Ok, so I’ve managed to sort the website out now so that valvecollector.uk is the new permanent name. The redirection is in place but not finalised. It should work ok, except I broke it at first because I’d ended up with a redirection loop. Google (other search engines are available!) should update itself in due course. As I mentioned before the old domains will slowly drop out of the registry. Someone else may well grab them at that time but hey, my collection is a shadow of its former self now and I doubt it is referred to that much these days. A few years ago it ran at over 20,000 lookups a day, but back then there were 3,000 valves there.
All good things come to an end. The majority of the non-CV valves are now in their new home at the National Valve Museum, my RAF Type 4A valve tester has been sold and I will probably sell the US one too. I’m keeping the small tester, at least for now. And don’t worry, I am still hunting CVs!
…or off my trolley, not sure which.
I volunteer at a heritage railway as an S&T (signals and telegraph) technician and currently go there at least one day every week. But I remembered recently that I had been to this railway many years ago when I was a kid. Back then, we travelled to a railway station that we were not supposed to. I think I was 10 and with a friend the same age. We were allowed to play trains, i.e. travel on them but were not supposed to go far, and certainly not that far even though it’s only 25 miles or so. I have a photo taken with a very old flash-less camera of a train and, in the same shot is the station name. My mum must have seen it…
Anyway, we saw an advert (remember this was 1970-ish so no web) for a steam railway and so off we set for a 1.5 mile walk. We found the place closed, well, except for the shop. I remember I got a few secondhand railway magazines. The line was short back then, in fact I don’t think it went very far at all. Oddly I never took any photos.

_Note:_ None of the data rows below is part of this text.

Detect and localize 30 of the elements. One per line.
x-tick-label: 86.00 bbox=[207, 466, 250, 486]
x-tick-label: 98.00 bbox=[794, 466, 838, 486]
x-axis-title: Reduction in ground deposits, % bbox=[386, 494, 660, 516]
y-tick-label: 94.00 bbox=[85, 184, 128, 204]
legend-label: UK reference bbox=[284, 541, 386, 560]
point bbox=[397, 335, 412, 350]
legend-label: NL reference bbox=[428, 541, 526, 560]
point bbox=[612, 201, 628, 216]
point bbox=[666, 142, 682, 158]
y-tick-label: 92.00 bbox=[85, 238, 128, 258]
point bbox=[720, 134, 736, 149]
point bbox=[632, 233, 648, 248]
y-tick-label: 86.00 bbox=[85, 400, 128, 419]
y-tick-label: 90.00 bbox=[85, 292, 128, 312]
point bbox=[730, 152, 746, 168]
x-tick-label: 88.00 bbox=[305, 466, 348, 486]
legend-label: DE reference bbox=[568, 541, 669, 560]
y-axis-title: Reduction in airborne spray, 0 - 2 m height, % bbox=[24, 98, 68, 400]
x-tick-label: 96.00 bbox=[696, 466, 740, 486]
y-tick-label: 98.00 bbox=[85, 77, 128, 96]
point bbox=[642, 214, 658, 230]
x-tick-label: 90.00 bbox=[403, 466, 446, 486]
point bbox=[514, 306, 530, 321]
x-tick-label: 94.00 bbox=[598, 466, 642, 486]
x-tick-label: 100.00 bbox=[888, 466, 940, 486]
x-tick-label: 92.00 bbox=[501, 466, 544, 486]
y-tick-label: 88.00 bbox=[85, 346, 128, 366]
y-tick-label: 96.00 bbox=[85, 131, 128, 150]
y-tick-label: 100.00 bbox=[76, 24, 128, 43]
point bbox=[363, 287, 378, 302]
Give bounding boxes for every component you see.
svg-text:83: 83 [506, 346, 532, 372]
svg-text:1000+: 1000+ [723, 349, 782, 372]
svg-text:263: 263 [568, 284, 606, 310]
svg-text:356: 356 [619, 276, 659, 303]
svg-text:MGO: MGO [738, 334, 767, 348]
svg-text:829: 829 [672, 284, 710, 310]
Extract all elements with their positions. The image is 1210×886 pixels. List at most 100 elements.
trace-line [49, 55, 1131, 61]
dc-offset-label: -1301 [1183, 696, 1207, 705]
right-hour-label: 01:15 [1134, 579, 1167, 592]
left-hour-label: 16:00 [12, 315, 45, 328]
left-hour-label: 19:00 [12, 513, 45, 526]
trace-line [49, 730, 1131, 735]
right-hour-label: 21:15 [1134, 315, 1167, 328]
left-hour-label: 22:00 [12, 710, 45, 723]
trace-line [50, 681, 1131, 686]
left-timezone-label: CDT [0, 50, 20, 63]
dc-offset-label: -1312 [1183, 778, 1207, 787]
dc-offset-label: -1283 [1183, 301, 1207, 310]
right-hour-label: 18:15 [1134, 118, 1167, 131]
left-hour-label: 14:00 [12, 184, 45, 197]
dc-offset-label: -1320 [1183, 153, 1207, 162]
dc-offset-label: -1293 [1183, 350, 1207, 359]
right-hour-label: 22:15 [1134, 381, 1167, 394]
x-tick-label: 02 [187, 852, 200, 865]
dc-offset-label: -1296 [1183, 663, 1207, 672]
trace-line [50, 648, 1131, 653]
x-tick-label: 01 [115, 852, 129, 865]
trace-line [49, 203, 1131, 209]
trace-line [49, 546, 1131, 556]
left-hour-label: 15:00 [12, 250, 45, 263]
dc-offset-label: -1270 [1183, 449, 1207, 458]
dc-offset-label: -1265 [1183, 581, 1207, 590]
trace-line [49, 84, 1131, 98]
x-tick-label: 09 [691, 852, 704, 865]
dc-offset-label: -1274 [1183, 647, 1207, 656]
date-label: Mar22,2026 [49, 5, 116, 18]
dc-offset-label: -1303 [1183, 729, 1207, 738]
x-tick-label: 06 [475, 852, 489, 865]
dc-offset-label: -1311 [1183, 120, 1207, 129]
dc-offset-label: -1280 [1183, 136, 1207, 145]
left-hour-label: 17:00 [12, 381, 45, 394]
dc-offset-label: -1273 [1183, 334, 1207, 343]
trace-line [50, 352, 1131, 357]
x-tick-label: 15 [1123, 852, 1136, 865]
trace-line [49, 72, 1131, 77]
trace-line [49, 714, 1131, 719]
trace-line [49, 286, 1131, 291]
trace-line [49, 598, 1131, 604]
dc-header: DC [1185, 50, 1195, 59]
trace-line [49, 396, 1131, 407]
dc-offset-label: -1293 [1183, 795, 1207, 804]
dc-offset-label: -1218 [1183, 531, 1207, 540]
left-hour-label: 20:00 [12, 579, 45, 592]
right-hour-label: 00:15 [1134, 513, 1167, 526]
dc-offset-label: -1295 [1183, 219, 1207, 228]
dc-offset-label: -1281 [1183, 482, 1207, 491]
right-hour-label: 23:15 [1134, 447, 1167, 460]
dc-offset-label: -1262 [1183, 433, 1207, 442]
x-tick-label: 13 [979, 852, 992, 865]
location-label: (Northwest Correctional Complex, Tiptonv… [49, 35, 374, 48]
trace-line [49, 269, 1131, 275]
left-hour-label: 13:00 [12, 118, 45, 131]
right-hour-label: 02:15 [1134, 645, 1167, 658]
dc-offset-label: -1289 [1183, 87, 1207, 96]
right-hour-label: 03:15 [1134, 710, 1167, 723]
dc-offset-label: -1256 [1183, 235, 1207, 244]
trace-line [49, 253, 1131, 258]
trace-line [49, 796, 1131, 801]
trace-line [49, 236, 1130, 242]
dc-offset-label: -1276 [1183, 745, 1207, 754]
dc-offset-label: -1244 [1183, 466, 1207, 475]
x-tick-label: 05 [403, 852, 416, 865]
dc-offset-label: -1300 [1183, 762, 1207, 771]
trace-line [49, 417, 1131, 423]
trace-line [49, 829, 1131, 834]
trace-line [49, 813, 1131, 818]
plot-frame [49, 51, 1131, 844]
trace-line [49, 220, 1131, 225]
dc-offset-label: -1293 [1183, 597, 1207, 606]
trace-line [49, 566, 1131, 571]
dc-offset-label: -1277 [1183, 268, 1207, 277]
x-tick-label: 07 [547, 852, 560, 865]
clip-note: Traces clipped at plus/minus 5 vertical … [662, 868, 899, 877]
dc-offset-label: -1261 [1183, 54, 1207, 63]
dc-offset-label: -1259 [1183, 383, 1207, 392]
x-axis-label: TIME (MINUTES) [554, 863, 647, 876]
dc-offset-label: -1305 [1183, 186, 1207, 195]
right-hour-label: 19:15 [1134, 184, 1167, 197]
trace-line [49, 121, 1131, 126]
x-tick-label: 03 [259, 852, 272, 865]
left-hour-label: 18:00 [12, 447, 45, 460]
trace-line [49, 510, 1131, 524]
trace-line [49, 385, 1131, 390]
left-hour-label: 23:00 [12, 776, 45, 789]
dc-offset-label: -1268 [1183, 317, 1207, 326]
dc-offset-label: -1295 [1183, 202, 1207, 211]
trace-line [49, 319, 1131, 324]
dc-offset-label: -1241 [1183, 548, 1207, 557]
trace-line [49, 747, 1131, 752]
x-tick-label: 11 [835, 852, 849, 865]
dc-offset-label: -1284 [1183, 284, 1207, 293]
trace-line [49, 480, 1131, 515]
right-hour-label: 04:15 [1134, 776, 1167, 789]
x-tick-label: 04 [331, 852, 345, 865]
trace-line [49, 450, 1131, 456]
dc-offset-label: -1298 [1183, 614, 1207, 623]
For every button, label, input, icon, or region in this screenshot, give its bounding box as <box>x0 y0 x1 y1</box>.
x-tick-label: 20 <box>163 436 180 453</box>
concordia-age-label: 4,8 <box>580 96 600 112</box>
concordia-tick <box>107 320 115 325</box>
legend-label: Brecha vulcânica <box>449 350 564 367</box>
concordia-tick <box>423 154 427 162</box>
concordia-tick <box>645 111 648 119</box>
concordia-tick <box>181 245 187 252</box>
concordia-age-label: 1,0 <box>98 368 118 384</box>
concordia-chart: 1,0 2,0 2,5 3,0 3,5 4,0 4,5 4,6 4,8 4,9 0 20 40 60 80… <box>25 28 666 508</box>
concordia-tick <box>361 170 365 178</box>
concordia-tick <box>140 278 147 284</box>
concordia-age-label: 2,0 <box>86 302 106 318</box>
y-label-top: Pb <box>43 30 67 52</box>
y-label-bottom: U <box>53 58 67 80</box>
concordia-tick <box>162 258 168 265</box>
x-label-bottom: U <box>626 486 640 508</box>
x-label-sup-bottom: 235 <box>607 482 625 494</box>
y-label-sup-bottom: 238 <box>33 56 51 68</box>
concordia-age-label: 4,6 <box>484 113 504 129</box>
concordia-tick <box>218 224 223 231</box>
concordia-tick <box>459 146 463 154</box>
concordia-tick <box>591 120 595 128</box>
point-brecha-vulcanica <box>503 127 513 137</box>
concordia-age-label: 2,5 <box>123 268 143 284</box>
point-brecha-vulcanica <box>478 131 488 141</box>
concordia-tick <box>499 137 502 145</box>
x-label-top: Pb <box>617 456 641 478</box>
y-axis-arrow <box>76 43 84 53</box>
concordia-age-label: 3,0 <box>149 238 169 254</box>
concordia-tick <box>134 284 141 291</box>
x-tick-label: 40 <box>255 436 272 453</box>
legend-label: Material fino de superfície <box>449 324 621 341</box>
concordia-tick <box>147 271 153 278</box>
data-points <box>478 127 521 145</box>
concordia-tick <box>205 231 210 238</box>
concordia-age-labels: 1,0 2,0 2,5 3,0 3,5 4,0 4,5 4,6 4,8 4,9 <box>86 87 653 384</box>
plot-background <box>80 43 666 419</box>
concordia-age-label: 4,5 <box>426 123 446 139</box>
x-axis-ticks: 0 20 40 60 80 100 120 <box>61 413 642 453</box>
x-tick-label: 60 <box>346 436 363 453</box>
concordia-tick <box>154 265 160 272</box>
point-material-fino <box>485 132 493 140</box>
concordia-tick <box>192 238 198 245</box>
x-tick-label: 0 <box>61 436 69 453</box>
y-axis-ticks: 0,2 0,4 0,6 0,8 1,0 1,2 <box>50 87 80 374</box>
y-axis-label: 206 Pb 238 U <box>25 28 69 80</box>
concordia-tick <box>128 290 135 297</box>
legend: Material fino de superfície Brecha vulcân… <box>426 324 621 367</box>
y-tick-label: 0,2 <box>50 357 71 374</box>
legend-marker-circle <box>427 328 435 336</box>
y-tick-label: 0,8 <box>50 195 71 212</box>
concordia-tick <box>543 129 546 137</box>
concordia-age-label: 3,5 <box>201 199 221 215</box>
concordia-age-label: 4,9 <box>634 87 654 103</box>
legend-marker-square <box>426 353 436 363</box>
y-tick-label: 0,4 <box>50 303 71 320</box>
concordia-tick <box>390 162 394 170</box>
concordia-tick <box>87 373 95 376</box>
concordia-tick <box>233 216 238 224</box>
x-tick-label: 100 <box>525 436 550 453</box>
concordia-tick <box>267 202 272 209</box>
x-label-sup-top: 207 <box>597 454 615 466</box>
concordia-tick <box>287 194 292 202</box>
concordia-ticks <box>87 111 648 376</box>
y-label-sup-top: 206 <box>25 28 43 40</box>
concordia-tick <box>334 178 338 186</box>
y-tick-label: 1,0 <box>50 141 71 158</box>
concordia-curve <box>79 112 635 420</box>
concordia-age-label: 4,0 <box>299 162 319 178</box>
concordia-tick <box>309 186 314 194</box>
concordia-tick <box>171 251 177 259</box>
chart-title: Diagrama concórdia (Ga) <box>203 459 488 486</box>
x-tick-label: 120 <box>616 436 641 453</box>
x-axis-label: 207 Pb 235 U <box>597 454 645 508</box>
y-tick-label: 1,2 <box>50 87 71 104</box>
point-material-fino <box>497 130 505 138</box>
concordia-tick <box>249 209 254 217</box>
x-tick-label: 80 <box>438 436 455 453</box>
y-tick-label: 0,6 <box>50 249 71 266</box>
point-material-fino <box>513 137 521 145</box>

Fast forward to 2018 and I signed up as a volunteer and I’ve been going there ever since. I even got to actually travel on one of the trains recently, rather than just keep out of their way. The line is now very popular and gets a lot of good press.
Since I retired last year I have been taking stock of things. I ended up using tubecollector.org for the valve website years ago but I also have valvecollector.org, and the .org.uk variants of both. I have several other domains as well for all sorts of historic reasons. It’s time to cut back.
The tubecollector.org domain is valid until July 2021 at which time I will let it expire. I realise it has a very long history but everything has a cost. There is a proposal by ICANN to remove the cap on .org and also .info which may mean the prices go up. My vacuumtube.info domain will go too. That one goes in October this year (2019 if you read this later!)
I am going to migrate the valve museum probably to valvecollector.uk but I will confirm this and also advertise it on the museum website. Redirection will go into place to that Google (other search engines are available) picks up the new location when it indexes the site.
No other changes are planned. I still collect CV valves and although there are now very few additions I do still look.